Last Chance to See is - sadly - not fiction. In it Adams and Carwardine document trips to see some of the rarest animals in existence - animals on the brink of extinction - along with meeting some of those working to save them. The trips took place in the mid to late 1980s, and at least the first one was for a magazine article. It is possible all of their trips resulted in articles that were later substantially rewritten to put them into book form.
Of the book itself I can say this: Adams can write. He does nearly all the writing, despite the author credit to Carwardine, and it's classic Adams in style, even if the subjects are a lot less funny than his usual.
He managed - in just a few pages - to convince me that I never want to go to Africa, for example.
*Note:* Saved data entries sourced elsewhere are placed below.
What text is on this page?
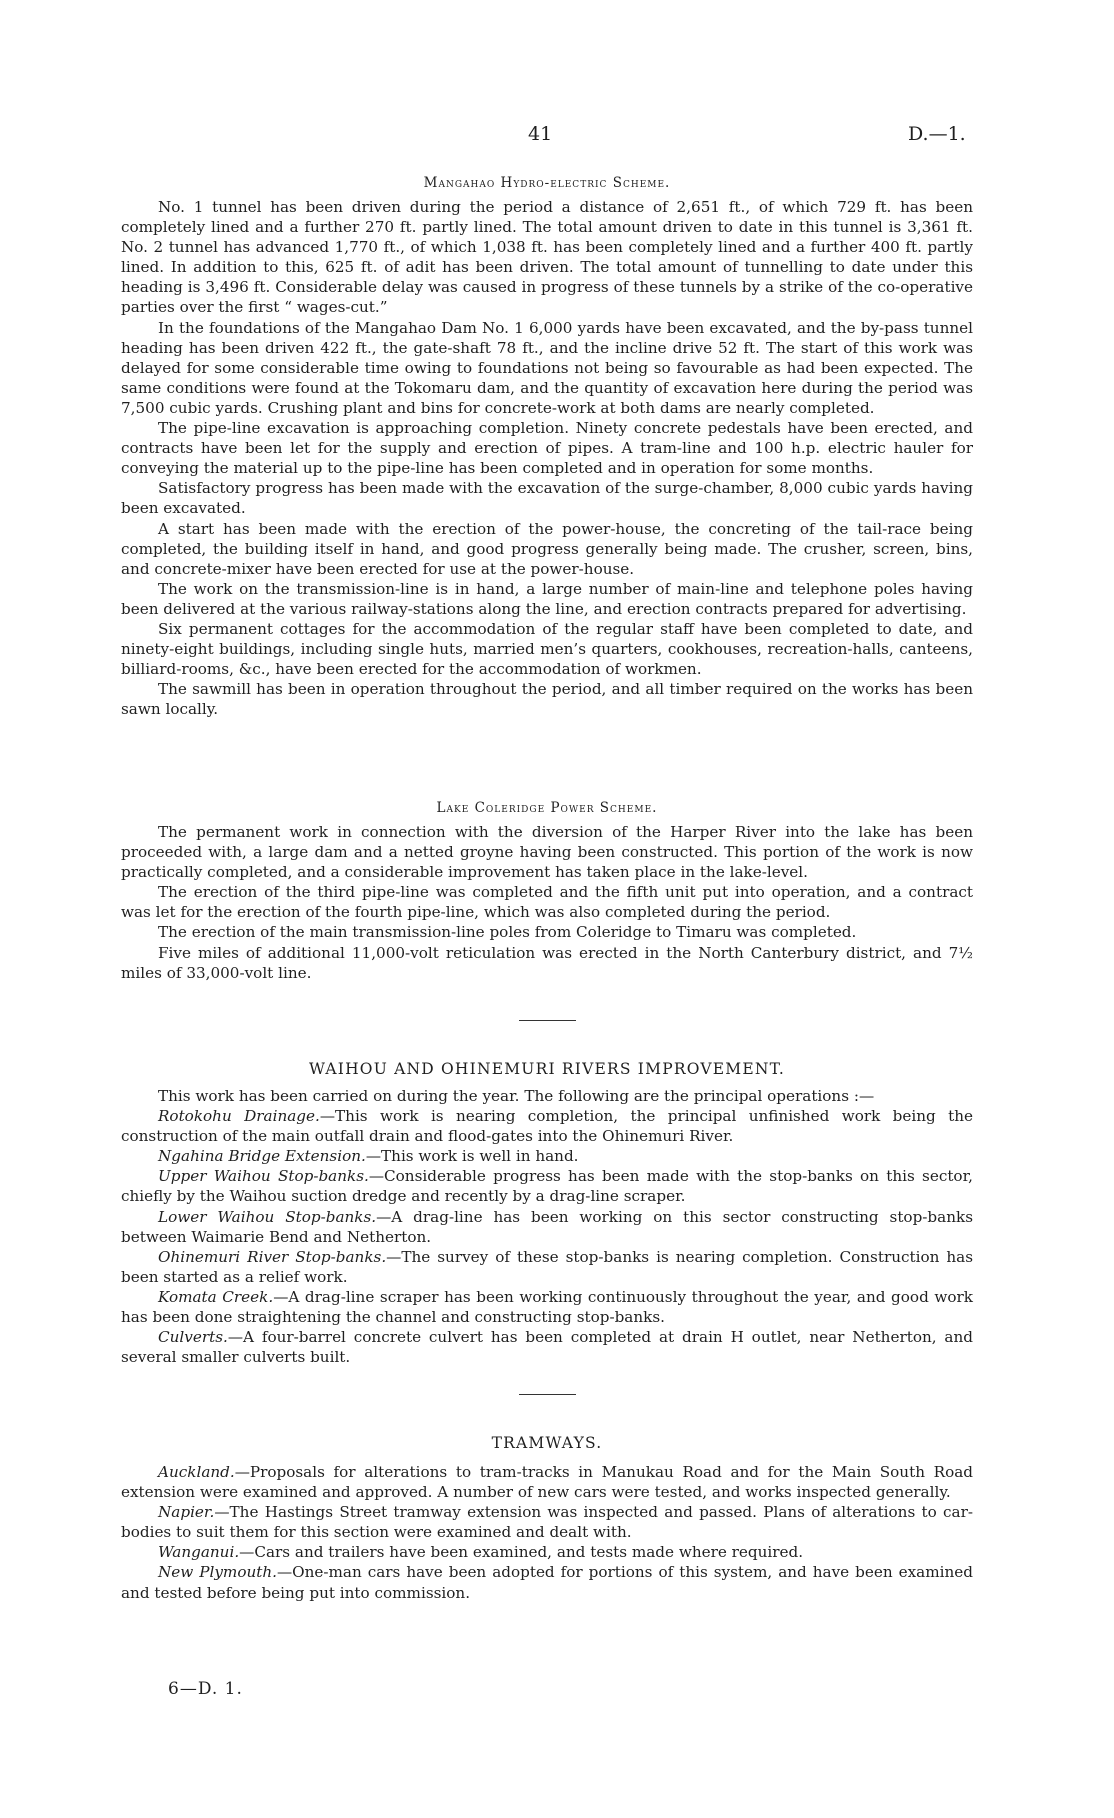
41	D.—1.
Mangahao Hydro-electric Scheme.

No. 1 tunnel has been driven during the period a distance of 2,651 ft., of which 729 ft. has been completely lined and a further 270 ft. partly lined. The total amount driven to date in this tunnel is 3,361 ft. No. 2 tunnel has advanced 1,770 ft., of which 1,038 ft. has been completely lined and a further 400 ft. partly lined. In addition to this, 625 ft. of adit has been driven. The total amount of tunnelling to date under this heading is 3,496 ft. Considerable delay was caused in progress of these tunnels by a strike of the co-operative parties over the first “ wages-cut.”

In the foundations of the Mangahao Dam No. 1 6,000 yards have been excavated, and the by-pass tunnel heading has been driven 422 ft., the gate-shaft 78 ft., and the incline drive 52 ft. The start of this work was delayed for some considerable time owing to foundations not being so favourable as had been expected. The same conditions were found at the Tokomaru dam, and the quantity of excavation here during the period was 7,500 cubic yards. Crushing plant and bins for concrete-work at both dams are nearly completed.

The pipe-line excavation is approaching completion. Ninety concrete pedestals have been erected, and contracts have been let for the supply and erection of pipes. A tram-line and 100 h.p. electric hauler for conveying the material up to the pipe-line has been completed and in operation for some months.

Satisfactory progress has been made with the excavation of the surge-chamber, 8,000 cubic yards having been excavated.

A start has been made with the erection of the power-house, the concreting of the tail-race being completed, the building itself in hand, and good progress generally being made. The crusher, screen, bins, and concrete-mixer have been erected for use at the power-house.

The work on the transmission-line is in hand, a large number of main-line and telephone poles having been delivered at the various railway-stations along the line, and erection contracts prepared for advertising.

Six permanent cottages for the accommodation of the regular staff have been completed to date, and ninety-eight buildings, including single huts, married men’s quarters, cookhouses, recreation-halls, canteens, billiard-rooms, &c., have been erected for the accommodation of workmen.

The sawmill has been in operation throughout the period, and all timber required on the works has been sawn locally.

Lake Coleridge Power Scheme.

The permanent work in connection with the diversion of the Harper River into the lake has been proceeded with, a large dam and a netted groyne having been constructed. This portion of the work is now practically completed, and a considerable improvement has taken place in the lake-level.

The erection of the third pipe-line was completed and the fifth unit put into operation, and a contract was let for the erection of the fourth pipe-line, which was also completed during the period.

The erection of the main transmission-line poles from Coleridge to Timaru was completed.

Five miles of additional 11,000-volt reticulation was erected in the North Canterbury district, and 7½ miles of 33,000-volt line.

WAIHOU AND OHINEMURI RIVERS IMPROVEMENT.

This work has been carried on during the year. The following are the principal operations :—

Rotokohu Drainage.—This work is nearing completion, the principal unfinished work being the construction of the main outfall drain and flood-gates into the Ohinemuri River.

Ngahina Bridge Extension.—This work is well in hand.

Upper Waihou Stop-banks.—Considerable progress has been made with the stop-banks on this sector, chiefly by the Waihou suction dredge and recently by a drag-line scraper.

Lower Waihou Stop-banks.—A drag-line has been working on this sector constructing stop-banks between Waimarie Bend and Netherton.

Ohinemuri River Stop-banks.—The survey of these stop-banks is nearing completion. Construction has been started as a relief work.

Komata Creek.—A drag-line scraper has been working continuously throughout the year, and good work has been done straightening the channel and constructing stop-banks.

Culverts.—A four-barrel concrete culvert has been completed at drain H outlet, near Netherton, and several smaller culverts built.

TRAMWAYS.

Auckland.—Proposals for alterations to tram-tracks in Manukau Road and for the Main South Road extension were examined and approved. A number of new cars were tested, and works inspected generally.

Napier.—The Hastings Street tramway extension was inspected and passed. Plans of alterations to car-bodies to suit them for this section were examined and dealt with.

Wanganui.—Cars and trailers have been examined, and tests made where required.

New Plymouth.—One-man cars have been adopted for portions of this system, and have been examined and tested before being put into commission.

6—D. 1.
Maybe things have improved in the 20+ years since these things happened, but I rather doubt it, human nature being what it is. Seeing the creatures there might be inspiring, but details of getting there and the governments one has to work through render Africa a less than ideal vacation spot in my opinion.
He tells heart breaking stories about the animals and places they go see, but frames them with enough humor - mostly at his own expense - to make the presentation something I could continue reading. (I'm one of those who can't watch programs about endangered animals. They make me cringe to the point where I have to turn them off. As a member of the human race I am at a minimum guilty by association and resource consumption, and I don't like it.)
Last Chance to See is worth reading. Adams drives home some key points and shows how silly (and stupid) we are as a species in the process.